I cannot conceive that Lucretius, when he meditated that poem whose

doctrines are yet the basis of our metaphysical knowledge, and whose

eloquence has been the wonder of mankind, wrote in awe of such censure

as the hired sophists of the impure and superstitious noblemen of Rome

might affix to what he should produce. It was at the period when

Greece was led captive and Asia made tributary to the Republic, fast

verging itself to slavery and ruin, that a multitude of Syrian

captives, bigoted to the worship of their obscene Ashtaroth, and the

unworthy successors of Socrates and Zeno, found there a precarious

subsistence by administering, under the name of freedmen, to the vices

and vanities of the great.
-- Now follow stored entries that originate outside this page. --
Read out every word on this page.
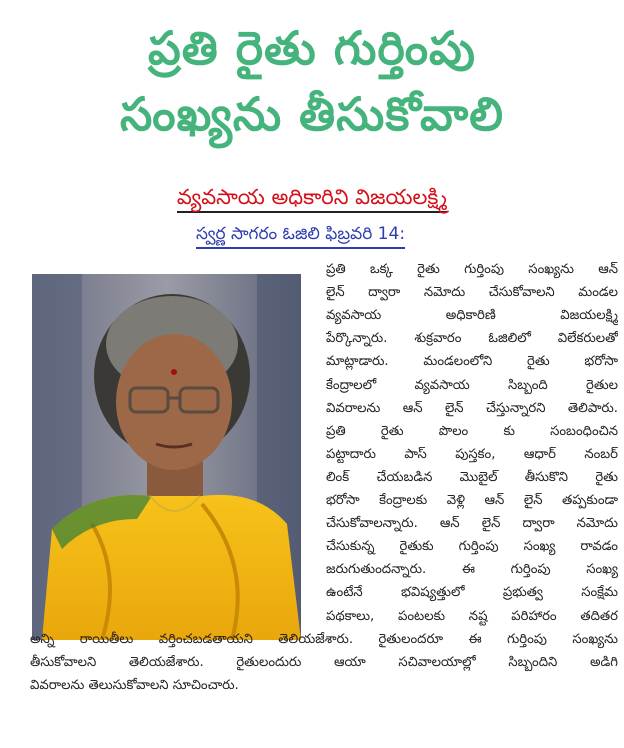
ప్రతి రైతు గుర్తింపు
సంఖ్యను తీసుకోవాలి
వ్యవసాయ అధికారిని విజయలక్ష్మి
స్వర్ణ సాగరం ఓజిలి ఫిబ్రవరి 14:
ప్రతి ఒక్క రైతు గుర్తింపు సంఖ్యను ఆన్
లైన్ ద్వారా నమోదు చేసుకోవాలని మండల
వ్యవసాయ అధికారిణి విజయలక్ష్మి
పేర్కొన్నారు. శుక్రవారం ఓజిలిలో విలేకరులతో
మాట్లాడారు. మండలంలోని రైతు భరోసా
కేంద్రాలలో వ్యవసాయ సిబ్బంది రైతుల
వివరాలను ఆన్ లైన్ చేస్తున్నారని తెలిపారు.
ప్రతి రైతు పొలం కు సంబంధించిన
పట్టాదారు పాస్ పుస్తకం, ఆధార్ నంబర్
లింక్ చేయబడిన మొబైల్ తీసుకొని రైతు
భరోసా కేంద్రాలకు వెళ్లి ఆన్ లైన్ తప్పకుండా
చేసుకోవాలన్నారు. ఆన్ లైన్ ద్వారా నమోదు
చేసుకున్న రైతుకు గుర్తింపు సంఖ్య రావడం
జరుగుతుందన్నారు. ఈ గుర్తింపు సంఖ్య
ఉంటేనే భవిష్యత్తులో ప్రభుత్వ సంక్షేమ
పథకాలు, పంటలకు నష్ట పరిహారం తదితర
అన్ని రాయితీలు వర్తించబడతాయని తెలియజేశారు. రైతులందరూ ఈ గుర్తింపు సంఖ్యను
తీసుకోవాలని తెలియజేశారు. రైతులందురు ఆయా సచివాలయాల్లో సిబ్బందిని అడిగి
వివరాలను తెలుసుకోవాలని సూచించారు.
These wretched men were skilled to plead,

with a superficial but plausible set of sophisms, in favour of that

contempt for virtue which is the portion of slaves, and that faith in

portents, the most fatal substitute for benevolence in the

imaginations of men, which, arising from the enslaved communities of

the East, then first began to overwhelm the western nations in its

stream. Were these the kind of men whose disapprobation the wise and

lofty-minded Lucretius should have regarded with a salutary awe? The

latest and perhaps the meanest of those who follow in his footsteps

would disdain to hold life on such conditions.


The Poem now presented to the Public occupied little more than six

months in the composition. That period has been devoted to the task

with unremitting ardour and enthusiasm. I have exercised a watchful

and earnest criticism on my work as it grew under my hands. I would

willingly have sent it forth to the world with that perfection which

long labour and revision is said to bestow. But I found that, if I

should gain something in exactness by this method, I might lose much

of the newness and energy of imagery and language as it flowed fresh

from my mind. And, although the mere composition occupied no more than

six months, the thoughts thus arranged were slowly gathered in as many

years.


I trust that the reader will carefully distinguish between those

opinions which have a dramatic propriety in reference to the

characters which they are designed to elucidate, and such as are

properly my own. The erroneous and degrading idea which men have

conceived of a Supreme Being, for instance, is spoken against, but not

the Supreme Being itself. The belief which some superstitious persons

whom I have brought upon the stage entertain of the Deity, as

injurious to the character of his benevolence, is widely different

from my own. In recommending also a great and important change in the

spirit which animates the social institutions of mankind, I have

avoided all flattery to those violent and malignant passions of our

nature which are ever on the watch to mingle with and to alloy the

most beneficial innovations. There is no quarter given to Revenge, or

Envy, or Prejudice. Love is celebrated everywhere as the sole law

which should govern the moral world.


DEDICATION.


There is no danger to a man that knows

What life and death is: there's not any law

Exceeds his knowledge; neither is it lawful

That he should stoop to any other law.--CHAPMAN.